Liquid Fired Lighting…or How Neon Signs Came About
Anyone who has sat through a first semester chemistry class could tell you (or at least should be able to tell you) that neon is in the noble gas family. These elements are on the far right hand side of the periodic table, as you look it, and they are so named because…OK... enough with the boring science lecture. Tell us how they came about you say?
Neon signs came into existence at about the same time other types of artificial light were being invented. Electricity caused a revolution in home and business power capabilities, but it was also a boon to light. Imagine sitting around the family fire, or a natural gas lamp, or a bulbous Victorian whale oil construction trying to read after dark or do homework. Light was at a premium then, as it is now, and people could scarcely mimic the power of the sun. Most people went to bed early because there was so little light after dark.
Electricity changed all of that. About the same time that he found he could produce and transport electricity, Thomas Edison also found that the filament required to produce a reliable electric light. At about the same time Nikola Tesla, Edison's arch rival, bent glass tubes into shapes for the 1893 Worlds Fair to demonstrate that gas trapped in a pressurized tube would glow. It could be argued that these where the first neon signs. Tesla's invention of a high voltage transformer would ultimately be needed to power neon signs.

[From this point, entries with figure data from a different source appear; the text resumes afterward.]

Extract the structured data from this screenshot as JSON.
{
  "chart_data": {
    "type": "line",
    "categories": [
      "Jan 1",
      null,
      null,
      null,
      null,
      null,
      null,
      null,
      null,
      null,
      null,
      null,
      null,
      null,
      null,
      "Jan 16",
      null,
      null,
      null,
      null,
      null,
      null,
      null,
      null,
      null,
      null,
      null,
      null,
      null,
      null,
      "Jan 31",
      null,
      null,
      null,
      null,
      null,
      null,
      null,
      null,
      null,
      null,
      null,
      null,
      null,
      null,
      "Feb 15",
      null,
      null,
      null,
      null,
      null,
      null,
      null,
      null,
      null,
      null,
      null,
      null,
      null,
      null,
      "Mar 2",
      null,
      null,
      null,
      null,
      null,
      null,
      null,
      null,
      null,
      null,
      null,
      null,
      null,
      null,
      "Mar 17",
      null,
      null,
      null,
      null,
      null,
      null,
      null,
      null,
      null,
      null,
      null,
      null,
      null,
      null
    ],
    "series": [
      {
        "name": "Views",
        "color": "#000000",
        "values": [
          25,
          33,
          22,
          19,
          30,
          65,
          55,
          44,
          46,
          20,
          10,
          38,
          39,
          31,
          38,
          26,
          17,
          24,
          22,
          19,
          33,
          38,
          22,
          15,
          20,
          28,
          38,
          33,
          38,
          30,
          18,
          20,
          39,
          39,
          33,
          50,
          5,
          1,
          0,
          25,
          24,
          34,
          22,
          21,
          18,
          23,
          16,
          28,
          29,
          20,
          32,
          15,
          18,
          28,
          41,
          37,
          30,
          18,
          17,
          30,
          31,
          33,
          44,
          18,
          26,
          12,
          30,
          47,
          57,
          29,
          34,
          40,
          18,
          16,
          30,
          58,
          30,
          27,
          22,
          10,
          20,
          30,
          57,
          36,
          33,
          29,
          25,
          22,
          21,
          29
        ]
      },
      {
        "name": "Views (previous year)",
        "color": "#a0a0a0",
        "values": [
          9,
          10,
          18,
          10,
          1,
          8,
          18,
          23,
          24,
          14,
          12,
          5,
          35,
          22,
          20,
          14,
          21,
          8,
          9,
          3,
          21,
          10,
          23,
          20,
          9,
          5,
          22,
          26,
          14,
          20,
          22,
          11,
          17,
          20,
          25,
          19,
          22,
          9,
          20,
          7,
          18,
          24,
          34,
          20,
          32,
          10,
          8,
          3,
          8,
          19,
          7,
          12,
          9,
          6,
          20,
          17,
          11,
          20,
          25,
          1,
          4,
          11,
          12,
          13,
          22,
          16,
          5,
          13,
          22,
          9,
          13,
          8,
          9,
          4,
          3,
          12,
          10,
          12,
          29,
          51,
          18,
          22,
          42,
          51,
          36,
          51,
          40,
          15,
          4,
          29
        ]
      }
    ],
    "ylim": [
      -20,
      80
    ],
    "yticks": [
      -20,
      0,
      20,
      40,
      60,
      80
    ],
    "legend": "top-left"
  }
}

|Nikola Tesla's "neon sign" exhibit at the World Fair in Chicago, 1893|
Neon was not the first thought as there are much more easily obtained noble gasses around (neon is actually a very rare element, comparatively), but a Frenchman named Georges Claude decided to experiment and he saw that this little known, colorless, odorless gas would produce a bright, sustainable light. He was able to purify the rare element. He then formed a company, produced neon designs with his glass tubes, and the rest is neon sign history.
Thanks to Thomas Edison, Nikola Tesla and Georges Claude, neon lights are now a fixture especially in the advertising community. How do they get the different colors and what other uses can neon be put to? Well, that is a story for another day.